First Stage: Attract

The first stage involves creating helpful content and starting conversations. The goal is to make connections that can lead to meaningful relationships.

In this stage, you’ll attract website visitors through content that both demonstrates your thought leadership, and addresses your readers’ challenges. This content can include blogs, videos, reports, infographics, and more.

Second Stage: Engage

The second stage is all about building lasting and meaningful relationships. In this stage, you’ll make it easy for prospects to interact with you, and learn more about your solutions to their business challenges. The goal is to build loyalty and trust.

To achieve this, you’ll offer prospects a glimpse of what it would be like to work with you. For example, you could provide a free audit or 30-minute consultation.

By giving people a chance to interact with you personally before they decide to purchase, you can foster stronger, more connected customer relationships.

Third Stage: Delight

Providing an outstanding customer experience that adds real value to your customers’ lives is the focus of the final stage. When customers are empowered to reach their goals, they’re more likely to become enthusiastic promoters of your amazing services and your company.  

By creating content that continues to help and educate your current customers, you’ll further establish your position as a trusted resource. You’ll also turn your customers into advocates for your business, which is essential today.

In fact, according to the 2018 State of Inbound report, 55% of buyers say word-of-mouth referrals influence their purchase decisions.

So how can inbound marketing support you in delighting your customers?

A great place for businesses to start is by creating a blog and “Resource Library” on their website.
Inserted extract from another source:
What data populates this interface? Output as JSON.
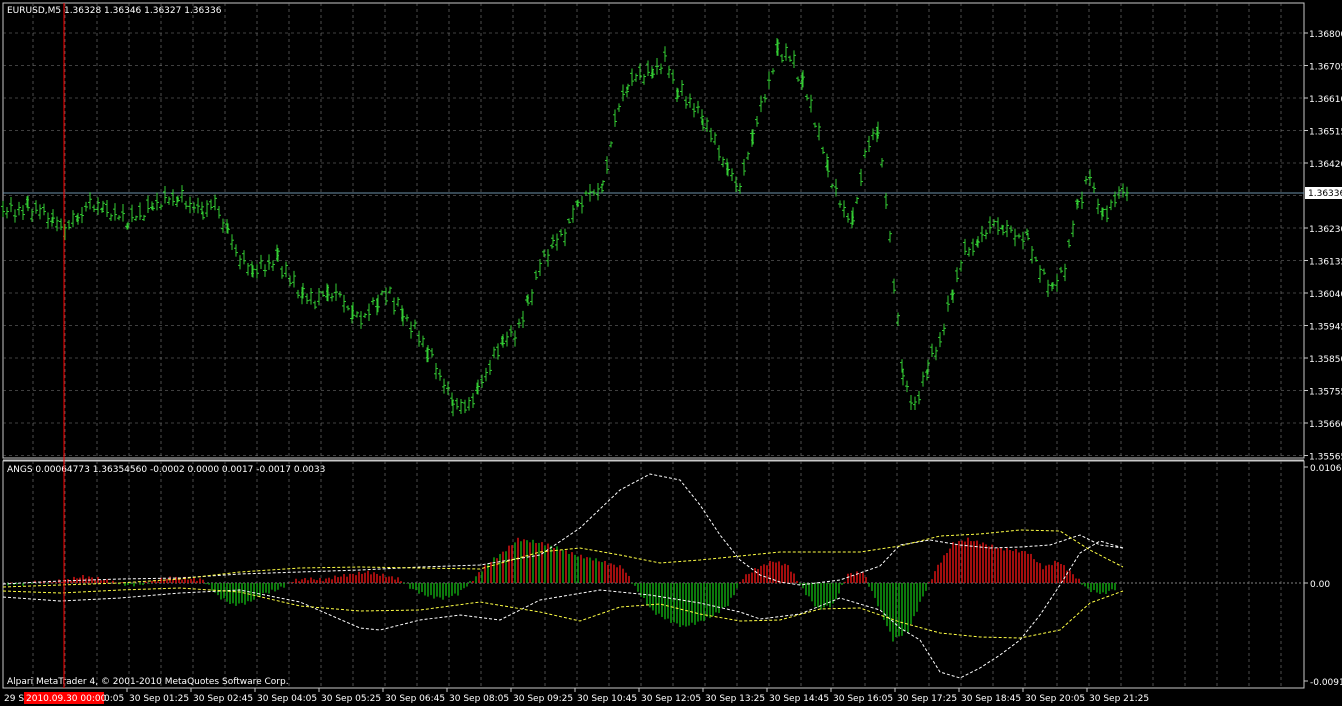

Some of the content in these sections will speak to prospects in the attract stage, and some will speak to and support your current customers

HubSpot is a great example of a company that does “delight” really well. Through their Academy feature, they offer a ton of useful resources for marketing and sales professionals. The well-established education platform provides support to their customers with free and accessible content.

Ultimately, it’s essential to really know your customers, so you can support them in the ways they most need.

Conclusion

To sum up, what’s true in life is also true in business: What goes around comes back around. By adopting the flywheel model, you’ll be in an ideal position to attract new customers, delight existing ones, and keep the positive momentum going for years to come.